Specifically immutability for
1. In memory data structures...this is the contention of the functional programming people.
2. Persistent data stores. This is the lsm style of data structure that substitutes linear writes and compaction for buffered in-place mutation.
3. Distributed system internals--this is a log-centric, "state machine replication" style of data flow between nodes. This is a classic approach in distributed databases, and present in systems like PNUTs.
4. Company-wide data integration and processing around streams of immutable records between systems. This is what I have argued for (http://engineering.linkedin.com/distributed-systems/log-what...) and I think Martin is mostly talking about.

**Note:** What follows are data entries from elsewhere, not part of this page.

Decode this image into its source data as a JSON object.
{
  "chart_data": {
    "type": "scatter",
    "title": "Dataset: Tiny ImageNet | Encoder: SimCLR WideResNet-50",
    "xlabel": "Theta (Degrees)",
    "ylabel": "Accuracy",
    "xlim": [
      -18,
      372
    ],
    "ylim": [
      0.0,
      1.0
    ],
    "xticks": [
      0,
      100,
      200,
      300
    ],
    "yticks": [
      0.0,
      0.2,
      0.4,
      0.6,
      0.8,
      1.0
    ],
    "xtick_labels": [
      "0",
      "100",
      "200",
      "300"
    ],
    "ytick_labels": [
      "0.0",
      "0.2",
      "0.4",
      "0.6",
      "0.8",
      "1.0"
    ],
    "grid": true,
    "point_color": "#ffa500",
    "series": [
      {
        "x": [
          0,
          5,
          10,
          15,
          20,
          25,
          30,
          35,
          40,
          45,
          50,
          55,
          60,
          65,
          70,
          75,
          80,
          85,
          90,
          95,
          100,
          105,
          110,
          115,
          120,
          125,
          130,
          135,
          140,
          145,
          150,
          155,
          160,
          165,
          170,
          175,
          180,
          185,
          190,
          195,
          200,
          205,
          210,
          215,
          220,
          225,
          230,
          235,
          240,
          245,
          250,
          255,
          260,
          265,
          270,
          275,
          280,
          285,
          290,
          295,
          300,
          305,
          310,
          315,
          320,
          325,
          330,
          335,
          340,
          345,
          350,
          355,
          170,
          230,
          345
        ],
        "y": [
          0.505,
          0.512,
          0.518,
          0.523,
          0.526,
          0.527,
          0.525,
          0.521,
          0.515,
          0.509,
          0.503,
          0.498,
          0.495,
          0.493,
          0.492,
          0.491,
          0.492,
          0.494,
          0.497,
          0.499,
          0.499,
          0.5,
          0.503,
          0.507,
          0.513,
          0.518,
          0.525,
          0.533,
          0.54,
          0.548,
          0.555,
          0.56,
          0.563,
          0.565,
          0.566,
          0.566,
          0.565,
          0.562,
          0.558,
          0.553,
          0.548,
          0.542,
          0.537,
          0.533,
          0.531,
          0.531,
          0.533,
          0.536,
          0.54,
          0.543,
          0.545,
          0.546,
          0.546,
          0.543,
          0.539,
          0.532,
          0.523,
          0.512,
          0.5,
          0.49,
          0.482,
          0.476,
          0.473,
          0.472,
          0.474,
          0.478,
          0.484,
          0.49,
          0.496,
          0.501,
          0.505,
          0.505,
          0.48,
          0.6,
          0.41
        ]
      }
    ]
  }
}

There are a lot of analogies between these but they aren't the same. Success of one of these things doesn't really imply success for any of the others. Functional programming could lose and log-structured data stores could win or vice versa. Pat Helland has made an across the board call for immutability (http://www.cidrdb.org/cidr2015/Papers/CIDR15_Paper16.pdf), but that remains a pretty strong assertion. So it is worth being specific about which level you are thinking about.

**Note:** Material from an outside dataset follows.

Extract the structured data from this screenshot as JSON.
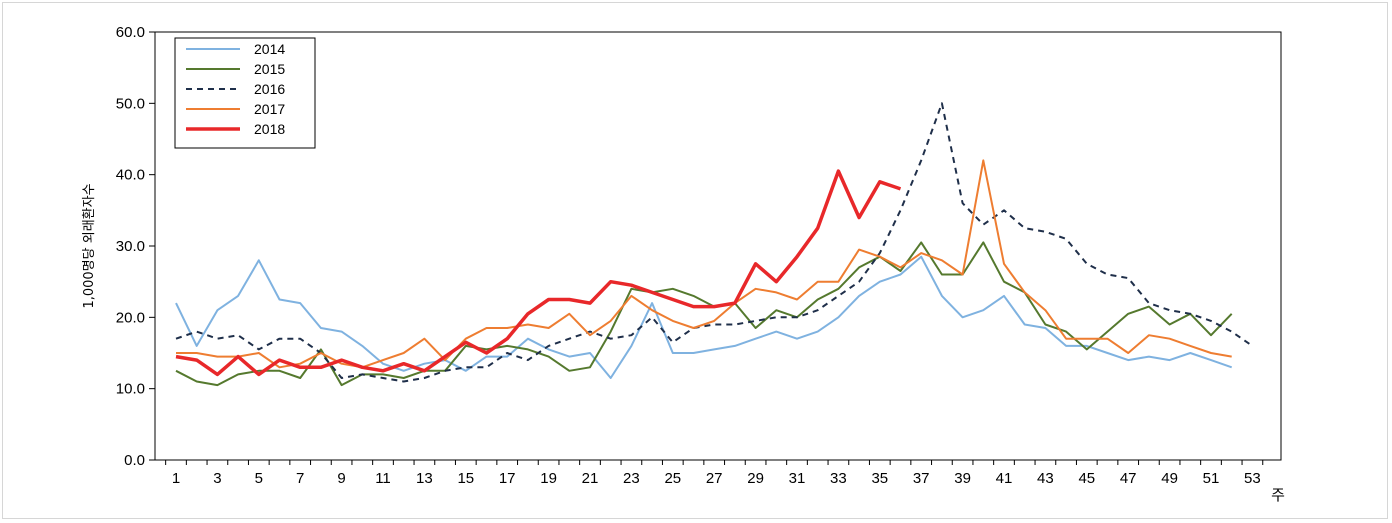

For my part I am pretty bullish about stream processing and data flow between systems being built around a log or stream of immutable records as the foundational abstraction. But whether those systems internally are built in functional languages, use lsm style data layout on disk is kind of an implementation detail. From my point of view immutability is a lot more helpful in the large than in the small--I have never found small imperative for loops particularly hard to read, but process-wide mutable state is a big pain, and undisciplined dataflow between disparate systems, caches, and applications at the company level can be a real disaster.